A l'artificialité des monnaies mercantiles la monnaie locale substitue un moyen d'échange proche de l'humain, créateur de lien, apportant une identité rayonnante aux communautés que vont constituer ses utilisateurs. Elle s'inscrit dans le réel humain et constitue le système d'affectation des ressources le plus propre à satisfaire la meilleure distribution des biens et richesses devenus plus rares.

 

         Je voudrais tout d’abord insister sur la copule qui devrait prendre la place de la virgule dans mon titre. Celui-ci deviendrait alors : la Trémière EST la monnaie locale de l’Aunis. Je rappelle qu’une copule est un lien, le verbe être est à ce égard une copule reliant le sujet à un attribut. Une monnaie locale est bien davantage, «  être » également, qu’une copule , bien que ce soit, on va le voir, un très nécessaire liant.

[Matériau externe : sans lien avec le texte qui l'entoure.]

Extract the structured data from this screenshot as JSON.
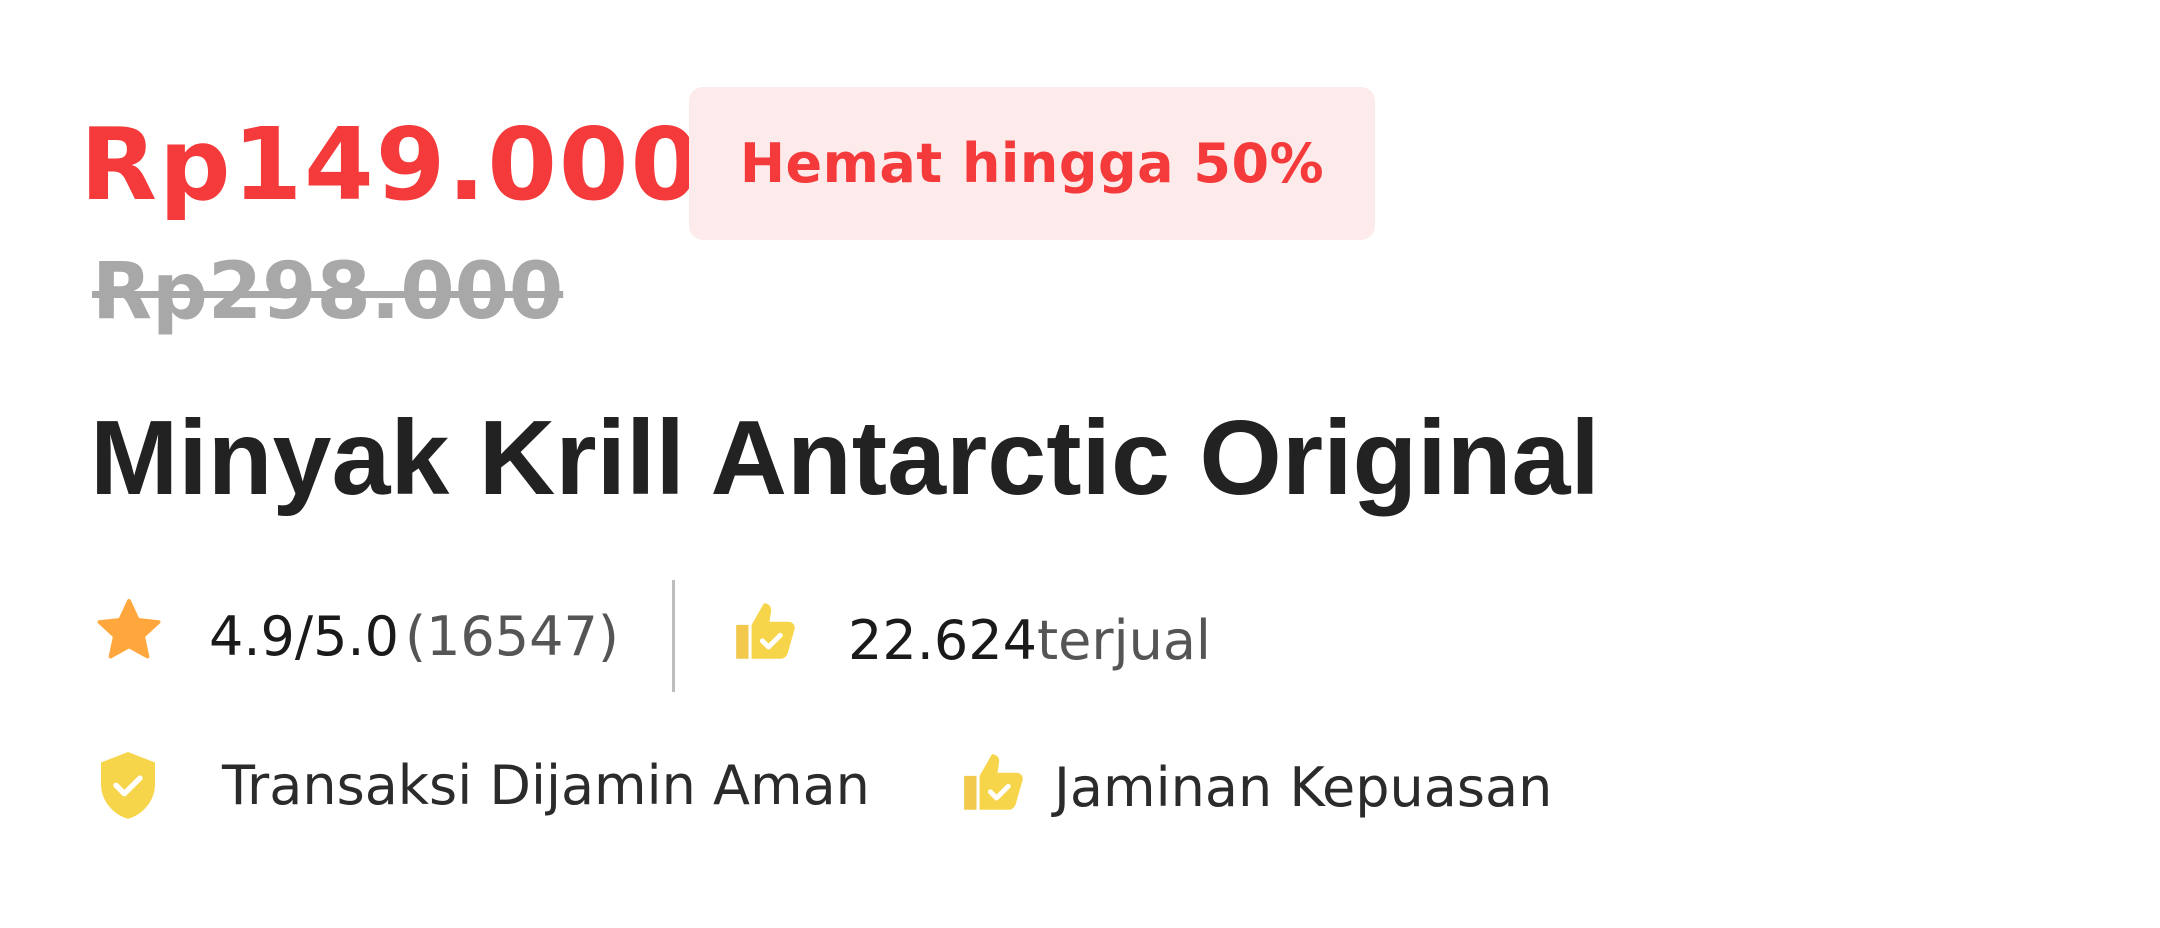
{
  "price": {
    "current": "Rp149.000",
    "discount_badge": "Hemat hingga 50%",
    "original": "Rp298.000"
  },
  "product": {
    "title": "Minyak Krill Antarctic Original"
  },
  "stats": {
    "rating": "4.9/5.0",
    "review_count": "(16547)",
    "sold_count": "22.624",
    "sold_label": "terjual"
  },
  "assurances": [
    {
      "label": "Transaksi Dijamin Aman",
      "icon": "shield-check-icon"
    },
    {
      "label": "Jaminan Kepuasan",
      "icon": "thumbs-up-icon"
    }
  ],
  "colors": {
    "accent": "#f43a3a",
    "badge_bg": "#fdeaea",
    "strikethrough": "#a8a8a8",
    "star": "#ffa73c",
    "icon_yellow": "#f7d54a"
  }
}
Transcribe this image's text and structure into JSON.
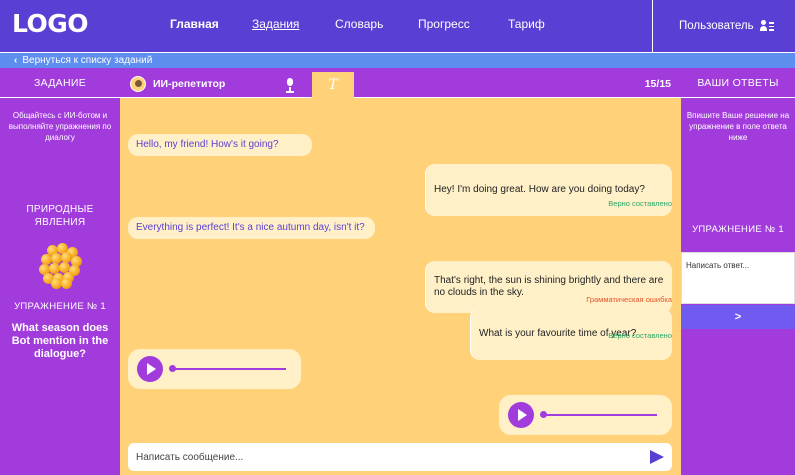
{
  "header": {
    "logo": "LOGO",
    "nav": [
      "Главная",
      "Задания",
      "Словарь",
      "Прогресс",
      "Тариф"
    ],
    "active_nav": "Задания",
    "user": "Пользователь",
    "user_icon": "user-list-icon"
  },
  "backbar": {
    "label": "Вернуться к списку заданий",
    "icon": "chevron-left-icon"
  },
  "left": {
    "title": "ЗАДАНИЕ",
    "intro": "Общайтесь с ИИ-ботом и выполняйте упражнения по диалогу",
    "topic": "ПРИРОДНЫЕ ЯВЛЕНИЯ",
    "exercise": "УПРАЖНЕНИЕ № 1",
    "question": "What season does Bot mention in the dialogue?"
  },
  "chat_header": {
    "bot_name": "ИИ-репетитор",
    "text_tab": "T",
    "counter": "15/15"
  },
  "messages": [
    {
      "from": "bot",
      "text": "Hello, my friend! How's it going?"
    },
    {
      "from": "user",
      "text": "Hey! I'm doing great.  How are you doing today?",
      "status": "Верно составлено",
      "status_type": "ok"
    },
    {
      "from": "bot",
      "text": "Everything is perfect! It's a nice autumn day, isn't it?"
    },
    {
      "from": "user",
      "text": "That's right, the sun is shining brightly and there are no clouds in the sky.",
      "status": "Грамматическая ошибка",
      "status_type": "error"
    },
    {
      "from": "user",
      "text": "What is your favourite time of year?",
      "status": "Верно составлено",
      "status_type": "ok"
    },
    {
      "from": "bot",
      "type": "audio",
      "progress": 0
    },
    {
      "from": "user",
      "type": "audio",
      "progress": 0
    }
  ],
  "chat_input": {
    "placeholder": "Написать сообщение..."
  },
  "right": {
    "title": "ВАШИ ОТВЕТЫ",
    "intro": "Впишите Ваше решение на упражнение в поле ответа ниже",
    "exercise": "УПРАЖНЕНИЕ № 1",
    "answer_placeholder": "Написать ответ...",
    "submit": ">"
  },
  "colors": {
    "header": "#5B3FD4",
    "backbar": "#5E8DF0",
    "panel": "#A23BDC",
    "chat_bg": "#FFD27A",
    "bubble": "#FFF0C8",
    "ok": "#2AA865",
    "error": "#E2552A"
  }
}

         Ce blog reste quasiment anonyme à cause de son ambition démesurée. Démesurée au regard de la taille de son auteur, à raison également de sa prétention, si étrangère au vide actuel de la pensée : restituer à toute réalité sa dimension ontologique, c’est-à dire la réintégrer dans cet élan libérateur qu’elle tient du fait qu’elle est , qu’elle peut être dite être,  qu’elle est une réalité authentique, appartient au Réel. La langue allemande a un mot (Wirklichkeit) pour  distinguer cette réalité  de cette réalité banale et triste (Realität), purement contingente, souvent dite réalité pour servir des intérêts et se faire passer pour incontournable alors qu’elle est parasitaire , telles les lois économiques qu’un Macron veut nous imposer comme intangibles. J’aime à cet égard rappeler, quitte à lasser, ces paroles de l’historien Patrick Boucheron dans son discours inaugural au Collège de France et qui invitaient à : « faire front  à l’entreprise pernicieuse de tout pouvoir injuste, consistant à liquider le réel au nom des réalités ». On avait salué à l’époque cet heureux événement : la gauche avait trouvé son penseur. Encrons en nous cette réquisition de faire front à la liquidation du Réel . Ce blog s’est donné pour mission de défendre ce qui est réel et ne doit pas être liquidé. La monnaie locale paraît bien s’insérer dans un réel humain.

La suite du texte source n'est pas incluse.